Watch your Up-Convolution: CNN Based Generative Deep Neural Networks are Failing to Reproduce Spectral Distributions (2003.01826v1)

Abstract: Generative convolutional deep neural networks, e.g. popular GAN architectures, are relying on convolution based up-sampling methods to produce non-scalar outputs like images or video sequences. In this paper, we show that common up-sampling methods, i.e. known as up-convolution or transposed convolution, are causing the inability of such models to reproduce spectral distributions of natural training data correctly. This effect is independent of the underlying architecture and we show that it can be used to easily detect generated data like deepfakes with up to 100% accuracy on public benchmarks. To overcome this drawback of current generative models, we propose to add a novel spectral regularization term to the training optimization objective. We show that this approach not only allows to train spectral consistent GANs that are avoiding high frequency errors. Also, we show that a correct approximation of the frequency spectrum has positive effects on the training stability and output quality of generative networks.

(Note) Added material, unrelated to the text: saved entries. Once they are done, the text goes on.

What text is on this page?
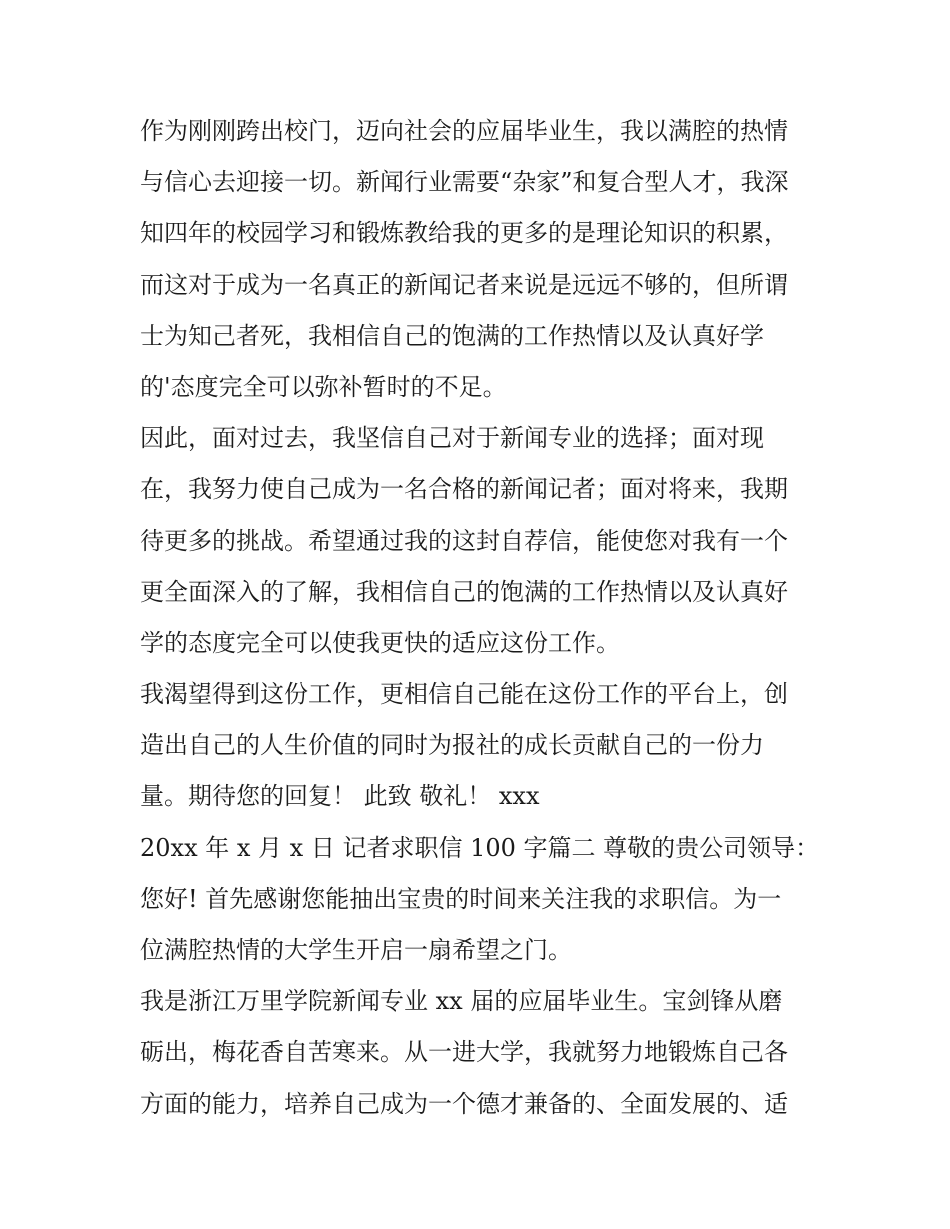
作为刚刚跨出校门，迈向社会的应届毕业生，我以满腔的热情
与信心去迎接一切。新闻行业需要“杂家”和复合型人才，我深
知四年的校园学习和锻炼教给我的更多的是理论知识的积累，
而这对于成为一名真正的新闻记者来说是远远不够的，但所谓
士为知己者死，我相信自己的饱满的工作热情以及认真好学
的'态度完全可以弥补暂时的不足。
因此，面对过去，我坚信自己对于新闻专业的选择；面对现
在，我努力使自己成为一名合格的新闻记者；面对将来，我期
待更多的挑战。希望通过我的这封自荐信，能使您对我有一个
更全面深入的了解，我相信自己的饱满的工作热情以及认真好
学的态度完全可以使我更快的适应这份工作。
我渴望得到这份工作，更相信自己能在这份工作的平台上，创
造出自己的人生价值的同时为报社的成长贡献自己的一份力
量。期待您的回复！ 此致 敬礼！ xxx
20xx 年 x 月 x 日 记者求职信 100 字篇二 尊敬的贵公司领导：
您好! 首先感谢您能抽出宝贵的时间来关注我的求职信。为一
位满腔热情的大学生开启一扇希望之门。
我是浙江万里学院新闻专业 xx 届的应届毕业生。宝剑锋从磨
砺出，梅花香自苦寒来。从一进大学，我就努力地锻炼自己各
方面的能力，培养自己成为一个德才兼备的、全面发展的、适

• The paper identifies that standard up-convolutions distort spectral properties, preventing GANs from faithfully replicating natural data distributions.
• The paper introduces a novel spectral regularization term that enhances training stability and improves image quality by mitigating frequency distortions.
• The paper demonstrates that spectral analysis can effectively detect deepfakes, achieving up to 100% accuracy on benchmark datasets.

Evaluating the Impact of Up-Convolutions on Spectral Properties in Generative Networks

The paper under review discusses a critical limitation in convolutional neural networks (CNNs), specifically in Generative Adversarial Networks (GANs), related to their capability to reproduce spectral distributions of natural training data accurately. The authors address a significant issue with up-convolution methods, which include up-sampling schemes such as transposed convolution commonly used in GANS, and their impact on generating realistic images or sequences. This analysis is grounded in both theoretical and empirical evaluation and suggests a solution through spectral regularization.

The core argument presented by the authors is that standard up-convolution processes impose spectral distortions on the generated outputs, leading to an inability to replicate the original spectral distributions correctly. By leveraging this flaw, they propose employing spectral analysis of the outputs to detect fake data with high accuracy. The paper reports achieving a detection accuracy of up to 100% on public benchmarks, demonstrating the problem's pervasiveness across different GAN architectures and datasets.

Key Findings and Contributions

1. Spectral Distortion Analysis: The authors highlight how common up-convolution strategies distort the spectral properties of generated images. Their experimental evidence is supplemented by theoretical analysis, demonstrating that these methods introduce discrepancies independent of the model architecture.
2. Proposal for Spectral Regularization: To mitigate these issues, a novel spectral regularization term is introduced in the loss function landscape of GANs. Empirical results suggest that adding this term improves not only the frequency fidelity of the outputs but also training stability, ultimately enhancing visual quality.
3. Implications for Deepfake Detection: A practical application proposed by this paper is deepfake detection, an area of growing concern with the rise of AI-generated media manipulations. The authors’ method, based on spectral analysis, outperforms more sophisticated detection algorithms, as demonstrated by experiments on different datasets, including Faces-HQ and FaceForensics++.
4. Training Stability and Model Robustness: Beyond enhancing the accuracy of the generated data, the spectral regularization approach appears to stabilize GAN training. This is evidenced by reduced instances of mode collapse and improved convergence metrics such as the Frechet Inception Distance (FID).

Implications and Future Directions

The work presents a robust critique of existing up-sampling operations within generative frameworks and provides a straightforward yet effective solution with broad implications. Practically, this methodology introduces a safeguard against the generation of ill-replicated training distributions, advancing the field toward developing more robust and reliable generative models. Theoretically, emphasizing spectral analysis opens avenues for further research into corrective methods and architectural innovations for frequency domain fidelity.

Future research could expand on this foundation by exploring alternative architectures or loss functions that inherently incorporate spectral considerations. Additionally, extending these findings to applications outside image generation, such as video synthesis or data compression, stands as a promising next step. As models continue to integrate into privacy-sensitive and security-critical environments, addressing such fundamental flaws in generative architectures is imperative.

In summary, this paper offers significant insights into the spectral inadequacies of existing up-sampling methods in deep generative networks. It proposes actionable solutions that reinforce both the visual quality and functional reliability of such models, thereby pushing the boundaries of generative methodologies in artificial intelligence.